La pugna política ha de tener un límite. La frontera de la permanente descalificación, del encono sin tregua, de la manifiesta voluntad por no reconocer los actos y los dichos del otro, conducta que se ha instalado en México y no solo desde 2018, se hace evidente en momentos en que lo que está en juego son, ni más ni menos, los derechos de la sociedad. Y hay situaciones en las que es menester ponerse del lado correcto del lindero.
El Gobierno de López Obrador ha asestado un contundente golpe al crimen organizado que por la forma con que fue ejecutado, pero sobre todo por lo que significa, constituye excelente noticia para el país.

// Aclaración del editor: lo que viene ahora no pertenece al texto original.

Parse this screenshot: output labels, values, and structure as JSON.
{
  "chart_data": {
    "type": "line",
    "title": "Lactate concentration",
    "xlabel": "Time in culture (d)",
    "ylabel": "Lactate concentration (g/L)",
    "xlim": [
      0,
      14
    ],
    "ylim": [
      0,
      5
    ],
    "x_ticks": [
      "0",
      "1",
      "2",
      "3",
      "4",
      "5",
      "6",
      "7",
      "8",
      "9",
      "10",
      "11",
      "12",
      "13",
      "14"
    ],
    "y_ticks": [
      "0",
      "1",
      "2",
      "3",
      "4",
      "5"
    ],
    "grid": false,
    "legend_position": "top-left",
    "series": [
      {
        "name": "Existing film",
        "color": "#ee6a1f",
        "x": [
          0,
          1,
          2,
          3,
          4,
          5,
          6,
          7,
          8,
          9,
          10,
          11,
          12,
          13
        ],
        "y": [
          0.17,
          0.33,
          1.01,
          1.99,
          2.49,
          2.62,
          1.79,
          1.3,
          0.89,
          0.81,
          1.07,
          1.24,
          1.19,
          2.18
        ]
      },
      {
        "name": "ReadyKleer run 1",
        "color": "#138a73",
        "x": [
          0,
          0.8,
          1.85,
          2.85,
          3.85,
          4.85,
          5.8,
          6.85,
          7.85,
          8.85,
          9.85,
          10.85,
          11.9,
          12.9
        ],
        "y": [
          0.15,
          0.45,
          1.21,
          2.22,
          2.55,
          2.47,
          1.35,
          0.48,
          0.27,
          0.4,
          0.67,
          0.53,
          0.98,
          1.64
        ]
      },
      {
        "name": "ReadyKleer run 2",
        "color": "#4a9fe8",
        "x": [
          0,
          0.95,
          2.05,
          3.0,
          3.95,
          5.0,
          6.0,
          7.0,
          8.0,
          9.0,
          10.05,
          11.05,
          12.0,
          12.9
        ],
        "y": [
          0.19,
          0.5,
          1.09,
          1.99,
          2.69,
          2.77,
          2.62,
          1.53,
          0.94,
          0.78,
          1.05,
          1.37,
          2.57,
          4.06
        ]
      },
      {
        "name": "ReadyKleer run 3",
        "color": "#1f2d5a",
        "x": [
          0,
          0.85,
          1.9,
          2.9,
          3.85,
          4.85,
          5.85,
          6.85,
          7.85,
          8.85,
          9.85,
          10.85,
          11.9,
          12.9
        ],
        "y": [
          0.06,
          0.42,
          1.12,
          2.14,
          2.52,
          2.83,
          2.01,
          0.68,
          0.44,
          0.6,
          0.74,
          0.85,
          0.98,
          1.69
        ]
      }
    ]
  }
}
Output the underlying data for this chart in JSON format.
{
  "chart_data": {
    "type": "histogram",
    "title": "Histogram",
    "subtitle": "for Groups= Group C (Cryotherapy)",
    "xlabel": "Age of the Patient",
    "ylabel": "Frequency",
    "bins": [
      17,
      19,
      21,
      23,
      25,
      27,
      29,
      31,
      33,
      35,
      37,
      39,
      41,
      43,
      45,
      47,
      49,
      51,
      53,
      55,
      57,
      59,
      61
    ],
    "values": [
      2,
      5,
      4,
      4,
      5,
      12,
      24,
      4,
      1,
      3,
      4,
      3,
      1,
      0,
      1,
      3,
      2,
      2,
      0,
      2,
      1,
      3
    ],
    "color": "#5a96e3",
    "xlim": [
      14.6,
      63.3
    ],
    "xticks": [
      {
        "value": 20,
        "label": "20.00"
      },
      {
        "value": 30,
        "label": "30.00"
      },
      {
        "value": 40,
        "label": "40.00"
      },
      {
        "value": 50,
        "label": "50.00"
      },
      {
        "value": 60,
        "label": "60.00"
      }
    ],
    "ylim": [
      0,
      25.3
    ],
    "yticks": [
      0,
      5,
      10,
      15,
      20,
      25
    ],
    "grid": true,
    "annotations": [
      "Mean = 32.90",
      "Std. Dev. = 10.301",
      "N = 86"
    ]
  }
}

No lo ven así, en cambio, parte de la prensa crítica y no pocos de quienes se asumen como especialistas en la seguridad.
Ovidio fue hasta el jueves una enorme piedra en el zapato no del presidente López Obrador, sino de la posibilidades de que el país pueda construir un Estado de derecho. La detención de este joven pero conocido personaje de uno de los cárteles del narcotráfico tiene de arranque una sola lectura posible. Si el Gobierno pudo detenerle, entonces puede más cosas, similares o parecidas. Tal constatación juega a favor de la sociedad, de las y los habitantes de Sinaloa, en primer lugar, de los de México en segundo.
Reparar en el éxito del operativo, sin desestimar las bajas militares y de presuntos criminales —destacando también que las balas no cobraron vidas de ciudadanos en tantas horas de pandemónium tras la detención—, pero sobre todo fijarse en la legitimidad del hecho en sí, de la decisión gubernamental de no dejar sin castigo a quien escapó una vez tomando por rehenes a una sociedad y a las Fuerzas Armadas, vale más que cualquier otro considerando que pretenda relativizar esta actuación de la administración López Obrador.

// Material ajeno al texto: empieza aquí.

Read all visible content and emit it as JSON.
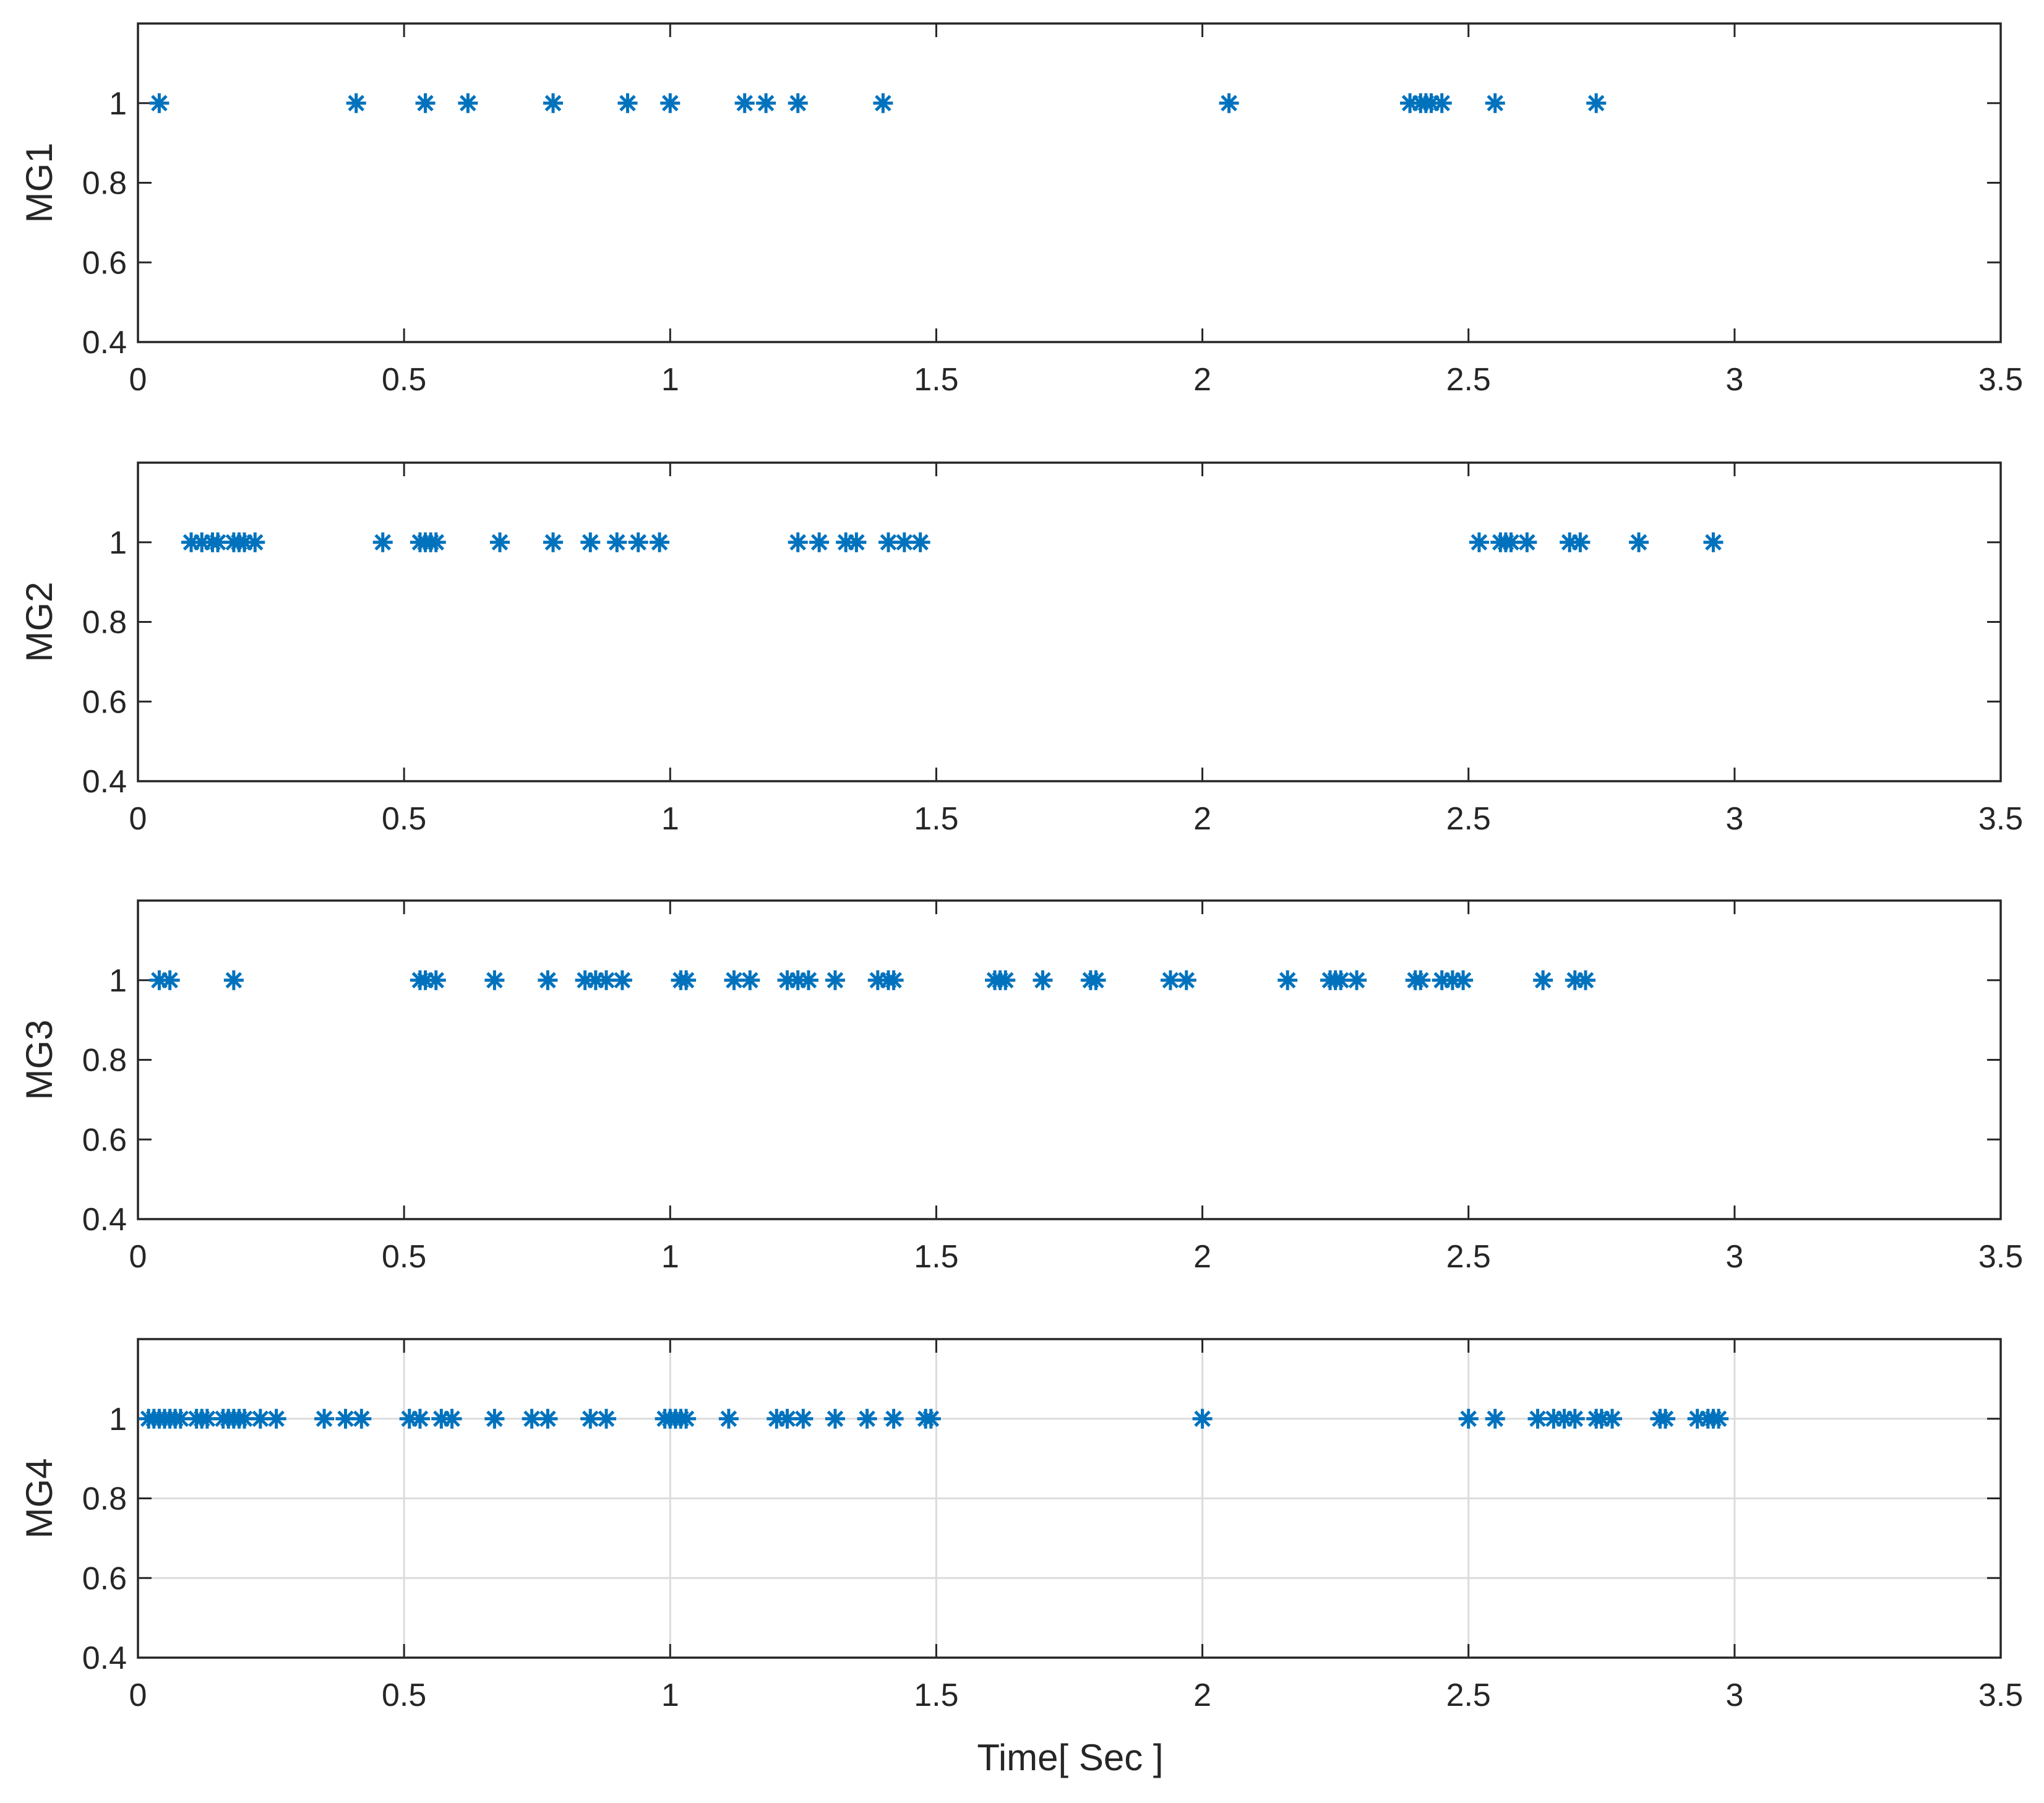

Regatear el reconocimiento al Gobierno por la operación llevada a cabo en Culiacán, poniéndole al golpe el sambenito de que fue por petición de Estados Unidos es no solo simplista en términos de logística sino desdeñoso de la realidad más importante: para nada está ganada la guerra, para nada ha llegado la paz.
Sí, el actual Gobierno ha sido un activo azuzador del encono y la estridencia. Mas sus críticos, y sobre todo aquellos que han tenido el privilegio, y la deshonra, de haber estado en otras administraciones, habrían de poner la muestra de que antes de vociferar juicios sobre algo que está ocurriendo, y que podría afectar vidas de agentes del Estado y de inocentes, hay que dar –se lo hayan ganado o no— el beneficio de la duda. Capturar un capo puede derivar en pésima noticia antes durante y después del operativo, y lo saben.

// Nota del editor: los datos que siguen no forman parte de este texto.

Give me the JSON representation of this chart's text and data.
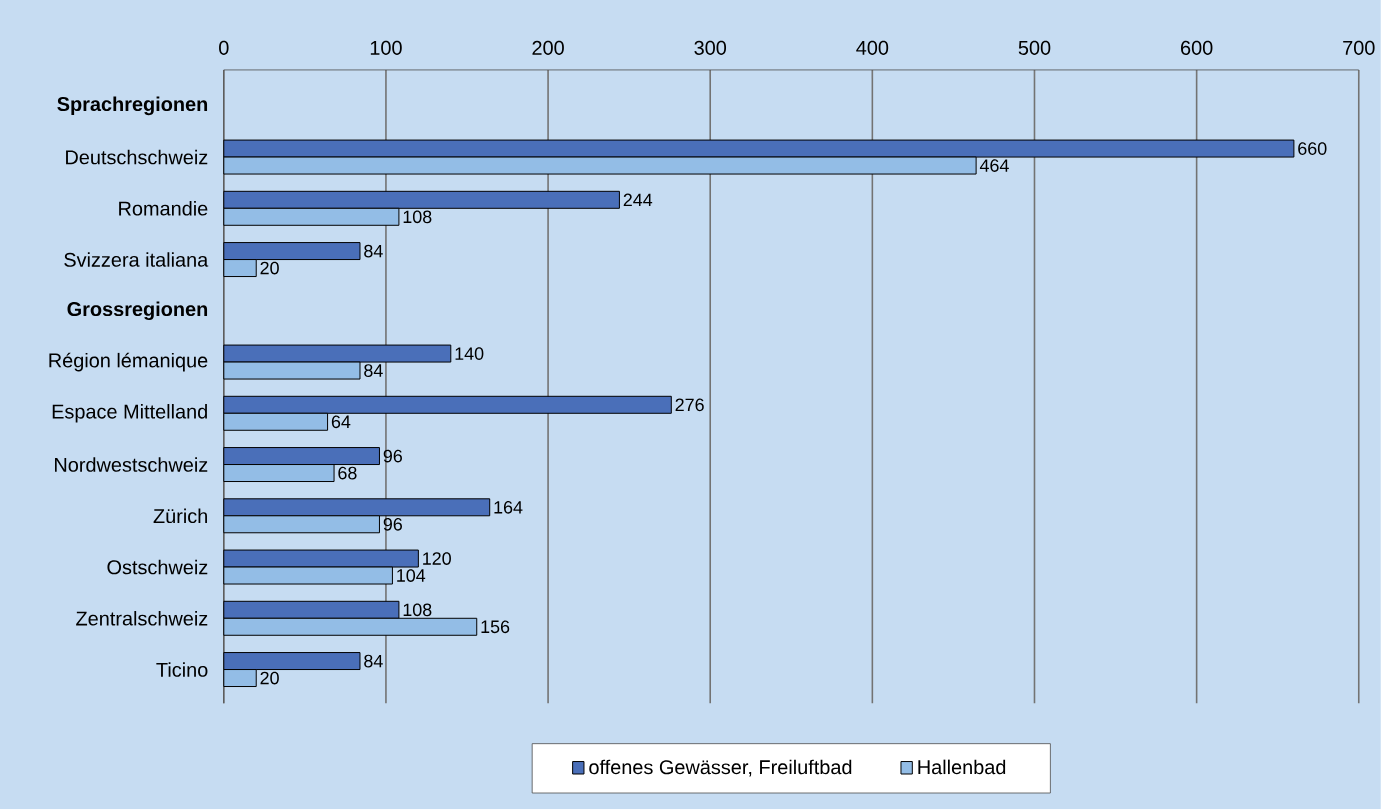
{
  "chart_data": {
    "type": "bar",
    "orientation": "horizontal",
    "categories": [
      "Sprachregionen",
      "Deutschschweiz",
      "Romandie",
      "Svizzera italiana",
      "Grossregionen",
      "Région lémanique",
      "Espace Mittelland",
      "Nordwestschweiz",
      "Zürich",
      "Ostschweiz",
      "Zentralschweiz",
      "Ticino"
    ],
    "series": [
      {
        "name": "offenes Gewässer, Freiluftbad",
        "color": "#4a6fb9",
        "values": [
          null,
          660,
          244,
          84,
          null,
          140,
          276,
          96,
          164,
          120,
          108,
          84
        ]
      },
      {
        "name": "Hallenbad",
        "color": "#93bde6",
        "values": [
          null,
          464,
          108,
          20,
          null,
          84,
          64,
          68,
          96,
          104,
          156,
          20
        ]
      }
    ],
    "xlim": [
      0,
      700
    ],
    "xticks": [
      0,
      100,
      200,
      300,
      400,
      500,
      600,
      700
    ],
    "grid": "x",
    "legend": "bottom",
    "data_labels": true
  }
}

Ovidio durmió en un penal de alta seguridad. Y mal que bien Sinaloa reiniciaba operaciones al día siguiente. Vendrán nuevos retos pues ese cartel se reconfigurará; frente a ellos, cualquier acción gubernamental será más promisoria si tiene el respaldo de una sociedad que manifiesta que a la hora de jugarse la paz, no hay disputa política que valga la pena estar desunidos.